Me preguntó si estaban traducidos y a la venta alguno de mis libros en Alemania y yo le dije que sí. Todos se manifestaron afectuosamente, interesados, deseosos de saber los títulos y cómo me llamaba yo. Para complacerles, les escribí los títulos alemanes de mis libros, el nombre del editor alemán y el mío. La señora metió el papel en el bolsillo y anunció entusiásticamente que compraría los libros cuando volviera a Alemania. Y metomentodo, después de leer el papel cuidadosamente, lo guardó en la cartera, observando que también él compraría los libros cuando volviese.
Entonces cogió Stefanowski su enorme paquete, lo abrió y exigió que lo compartiéramos todos con él.

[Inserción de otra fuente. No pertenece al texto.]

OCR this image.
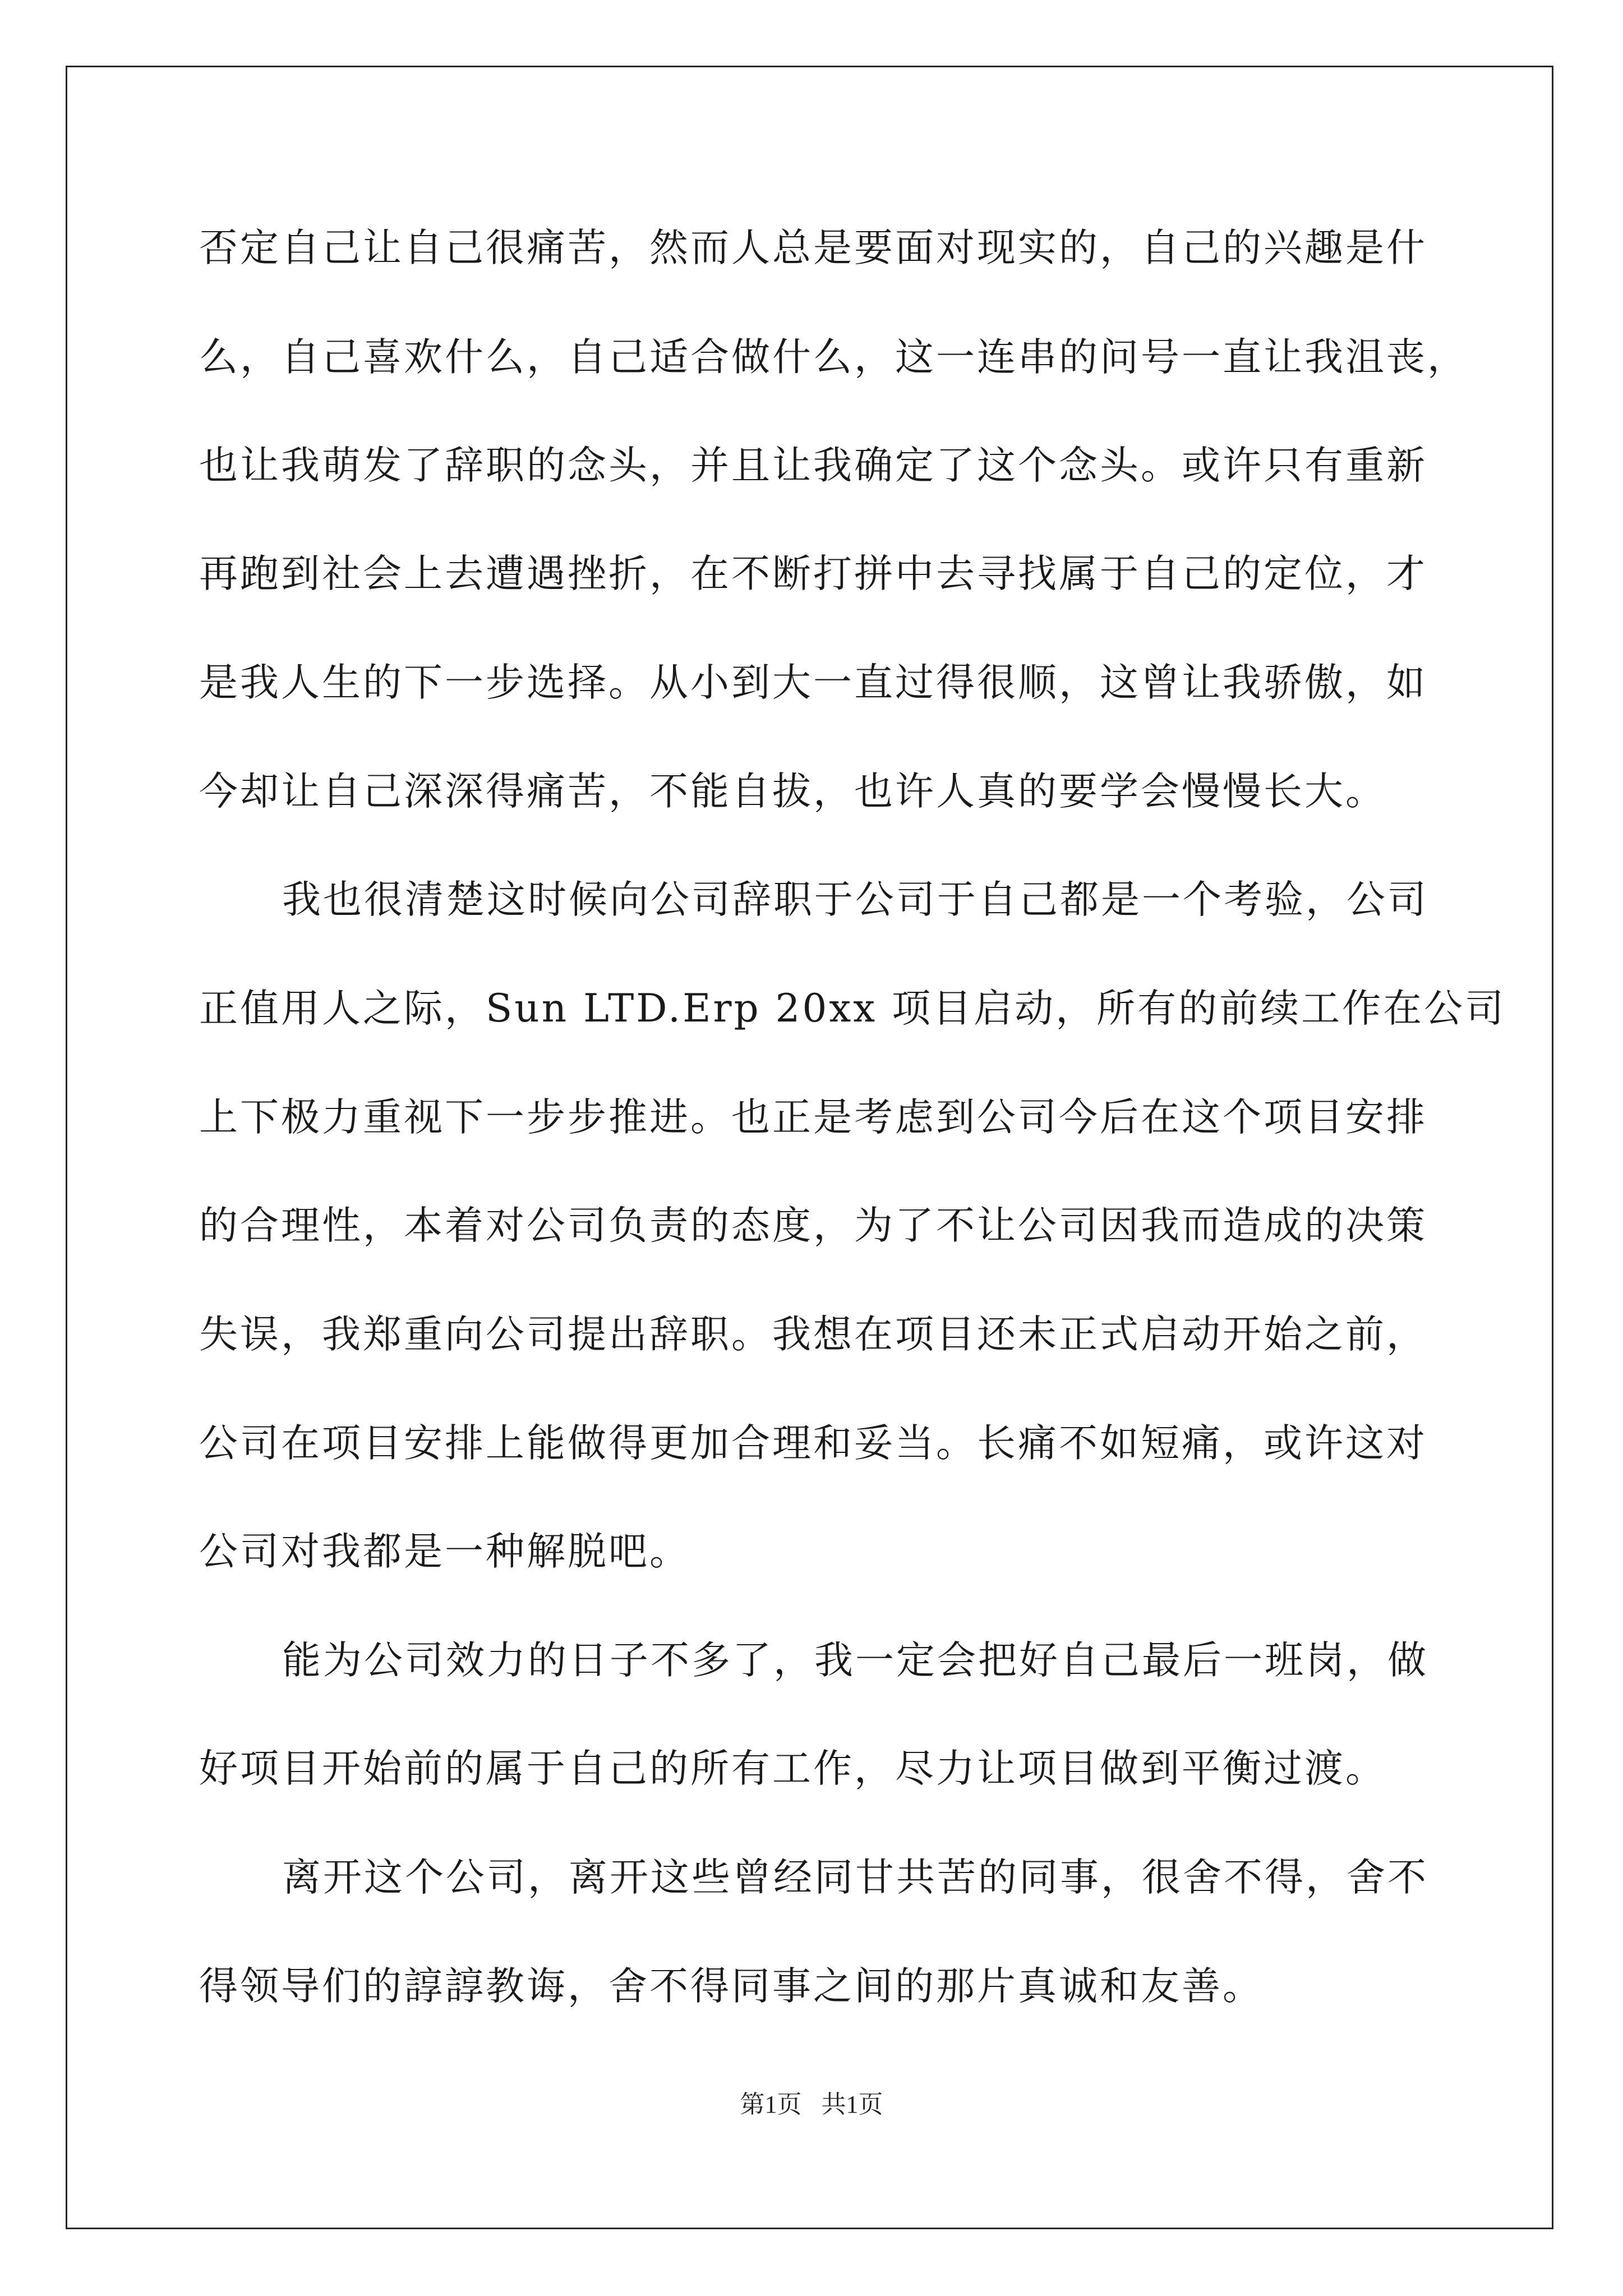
否定自己让自己很痛苦，然而人总是要面对现实的，自己的兴趣是什
么，自己喜欢什么，自己适合做什么，这一连串的问号一直让我沮丧，
也让我萌发了辞职的念头，并且让我确定了这个念头。或许只有重新
再跑到社会上去遭遇挫折，在不断打拼中去寻找属于自己的定位，才
是我人生的下一步选择。从小到大一直过得很顺，这曾让我骄傲，如
今却让自己深深得痛苦，不能自拔，也许人真的要学会慢慢长大。
我也很清楚这时候向公司辞职于公司于自己都是一个考验，公司
正值用人之际，Sun LTD.Erp 20xx 项目启动，所有的前续工作在公司
上下极力重视下一步步推进。也正是考虑到公司今后在这个项目安排
的合理性，本着对公司负责的态度，为了不让公司因我而造成的决策
失误，我郑重向公司提出辞职。我想在项目还未正式启动开始之前，
公司在项目安排上能做得更加合理和妥当。长痛不如短痛，或许这对
公司对我都是一种解脱吧。
能为公司效力的日子不多了，我一定会把好自己最后一班岗，做
好项目开始前的属于自己的所有工作，尽力让项目做到平衡过渡。
离开这个公司，离开这些曾经同甘共苦的同事，很舍不得，舍不
得领导们的諄諄教诲，舍不得同事之间的那片真诚和友善。
第1页 共1页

Había unas peras y unos melocotones espléndidos, un pollo gordo asado, unos pichones rellenos y varios otros manjares exquisitos. Protestaron nuestros compañeros que no podían privarle de su comida, pero insistió el joven con gran calor y vigor, lo que era evidentemente parte de su naturaleza afectuosa, en que él y yo íbamos a comer en el coche restaurante, de todas formas, y que si no se comían ellos el contenido del paquete se iba a pudrir todo. En vista de esto, todos se sirvieron fruta, de la que dijeron que era deliciosa, y la señora prometió que más tarde investigaría las cualidades del pollo. En vista de esta seguridad, con saludos amistosos para todos, nos marchamos por segunda vez mi amigo polaco y yo.